Expert:  Thelawman2 replied 1 month ago.

What state are you located in?

Customer: replied 1 month ago.
We are located in Texas. I read the lease agreement and it said the landlord has one week to fix the problem. Well they've had more than a week. Another thing, I am going to need a letter from The realty company stating they're releasing us from the lease in order lease another property?
Expert:  Thelawman2 replied 1 month ago.

f your landlord does not provide habitable housing under local and state housing codes, a court would probably conclude that you have been “constructively evicted;” this means that the landlord, by supplying unlivable housing, has for all practical purposes “evicted” you, so you have no further responsibility for the rent. Texas law (Tex. Prop Code Ann. §§ 92.056, 92.0561) sets specific requirements for the procedures you must follow before moving out because of a major repair problem.

See the following process outlined in the statute cited:

(b) A landlord is liable to a tenant as provided by this subchapter if:

(1) the tenant has given the landlord notice to repair or remedy a condition by giving that notice to the person to whom or to the place where the tenant's rent is normally paid;

(2) the condition materially affects the physical health or safety of an ordinary tenant;

(3) the tenant has given the landlord a subsequent written notice to repair or remedy the condition after a reasonable time to repair or remedy the condition following the notice given under Subdivision (1) or the tenant has given the notice under Subdivision (1) by sending that notice by certified mail, return receipt requested, or by registered mail, or by another form of mail that allows tracking of delivery from the United States Postal Service or a private delivery service;

(4) the landlord has had a reasonable time to repair or remedy the condition after the landlord received the tenant's notice under Subdivision (1) and, if applicable, the tenant's subsequent notice under Subdivision (3);

(5) the landlord has not made a diligent effort to repair or remedy the condition after the landlord received the tenant's notice under Subdivision (1) and, if applicable, the tenant's notice under Subdivision (3);  and

(6) the tenant was not delinquent in the payment of rent at the time any notice required by this subsection was given.

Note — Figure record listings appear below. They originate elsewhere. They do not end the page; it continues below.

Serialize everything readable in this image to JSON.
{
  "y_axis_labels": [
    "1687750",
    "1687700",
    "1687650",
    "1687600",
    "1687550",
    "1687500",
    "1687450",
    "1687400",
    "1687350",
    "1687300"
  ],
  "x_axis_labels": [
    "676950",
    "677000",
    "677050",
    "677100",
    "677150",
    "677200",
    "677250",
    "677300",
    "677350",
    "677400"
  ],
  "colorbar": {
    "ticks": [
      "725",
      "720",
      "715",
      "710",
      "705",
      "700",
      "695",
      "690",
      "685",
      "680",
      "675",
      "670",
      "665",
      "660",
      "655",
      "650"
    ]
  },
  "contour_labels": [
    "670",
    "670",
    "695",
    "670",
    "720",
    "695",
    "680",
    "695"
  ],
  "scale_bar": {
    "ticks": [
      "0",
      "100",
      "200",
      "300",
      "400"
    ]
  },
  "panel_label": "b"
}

(c) For purposes of Subsection (b)(4) or (5), a landlord is considered to have received the tenant's notice when the landlord or the landlord's agent or employee has actually received the notice or when the United States Postal Service has attempted to deliver the notice to the landlord.

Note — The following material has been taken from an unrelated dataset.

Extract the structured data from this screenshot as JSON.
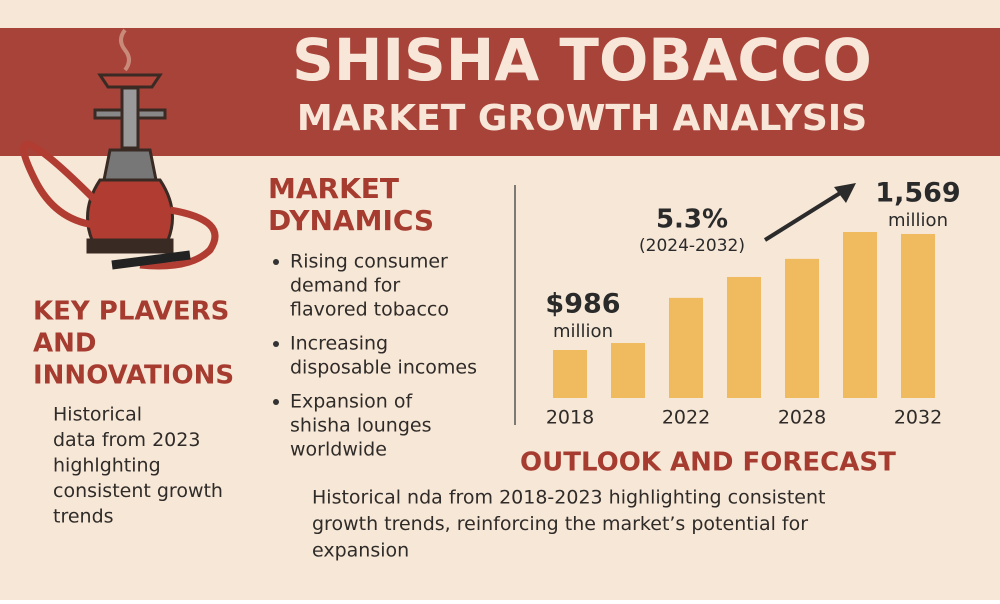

(d) For purposes of Subsection (b)(3) or (4), in determining whether a period of time is a reasonable time to repair or remedy a condition, there is a rebuttable presumption that seven days is a reasonable time.  To rebut that presumption, the date on which the landlord received the tenant's notice, the severity and nature of the condition, and the reasonable availability of materials and labor and of utilities from a utility company must be considered.

Expert:  Thelawman2 replied 1 month ago.

After you follow this process, the following remedies are available to you:

(e) Except as provided in Subsection (f), a tenant to whom a landlord is liable under Subsection (b) of this section may:

(1) terminate the lease;

(2) have the condition repaired or remedied according to Section 92.0561;

(3) deduct from the tenant's rent, without necessity of judicial action, the cost of the repair or remedy according to Section 92.0561;  and

(4) obtain judicial remedies according to Section 92.0563.

(f) A tenant who elects to terminate the lease under Subsection (e) is:

(1) entitled to a pro rata refund of rent from the date of termination or the date the tenant moves out, whichever is later;

(2) entitled to deduct the tenant's security deposit from the tenant's rent without necessity of lawsuit or obtain a refund of the tenant's security deposit according to law;  and

(3) not entitled to the other repair and deduct remedies under Section 92.0561 or the judicial remedies underSubdivisions (1) and (2) of Subsection (a) of Section 92.0563.